Your credit score makes an enormous difference in the cost of borrowing should you want or need to take out a loan. A difference of one percentage point in your mortgage interest rate can mean the difference of tens of thousands of dollars in interest over the term of the loan.
If you think you will need to borrow money in the next several months, or if you simply want your credit score to be the best it can be, try these 6 methods for improving your credit score.
1. Review and Correct your Credit Reports
If you haven’t reviewed your reports from the three main credit ratings agencies (TransUnion, Experian, and Equifax), go to www.annualcreditreport.com and get copies. You can get them free once a year. Look for mistakes, including:
- Old bankruptcies (more than 10 years old)
- Outdated lawsuit judgments (more than 7 years old)
- Incorrect tax liens
- Duplicate debts
- Debts that are not yours
If you spot anything amiss, notify the credit bureau(s). They have to investigate disputed information and remove erroneous information. Follow up to make sure the errors have indeed been removed from your report.
2. Increase Income or Decrease Debt
Your ratio of debt to income affects your credit score. So does the ratio of available credit to the credit utilized. Do all you can to reduce the amount you owe, particularly on credit cards. Show that you are consistently reducing your debt load, and your credit score should improve, even if your income remains the same.

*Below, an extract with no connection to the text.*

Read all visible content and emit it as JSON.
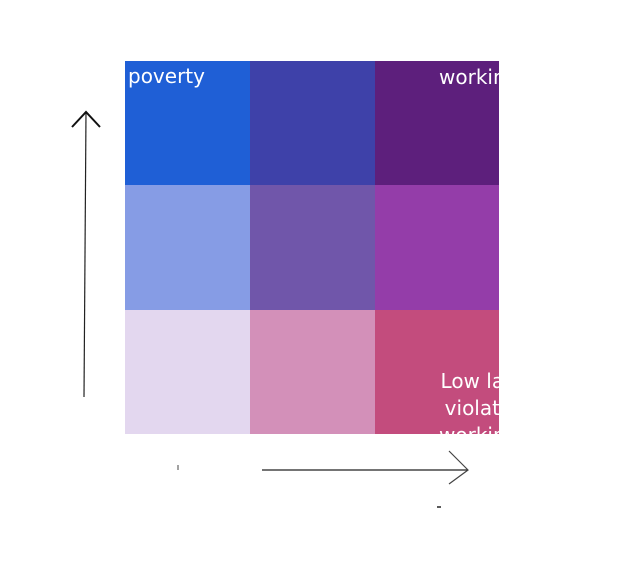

3. Maintain Job and Residential Consistency
The longer you remain at a job and the longer you remain at the same address, the more stable you appear to credit bureaus, and this benefits your credit score. While there is nothing wrong with taking a better job and moving to be near it, a string of different employers and/or addresses over a short period of time can ding your credit score.
4. Start Small with Credit, and Diversify
Credit bureaus want to know you can handle a mix of credit, including revolving debt (credit cards) and traditional loans, like mortgages and car loans. If you have not established a credit history, make regular, on-time payments on credit cards, and borrow reasonably based on your income. If the bank knows you paid back that small loan you took out for a used car, they’re more likely to give you better terms when you want a mortgage.
5. Don’t Close Credit Accounts
If you need to remove the temptation of using your credit cards, then go ahead and cut them up, but don’t close the accounts. The average length your credit accounts have been open is important to your credit score. If you cancel a card you’ve had for 10 years, you can drastically lower that average.
6. Consider Asking for an Increased Credit Limit
This can be risky if you’re tempted to overuse credit. But if you have a good track record with a credit card, getting an increase in your credit limit increases your ratio of credit available to credit used, and this is good for your credit score. Don’t ask for an increase in your credit limit unless your account is in good standing and you haven’t had late or missing payments.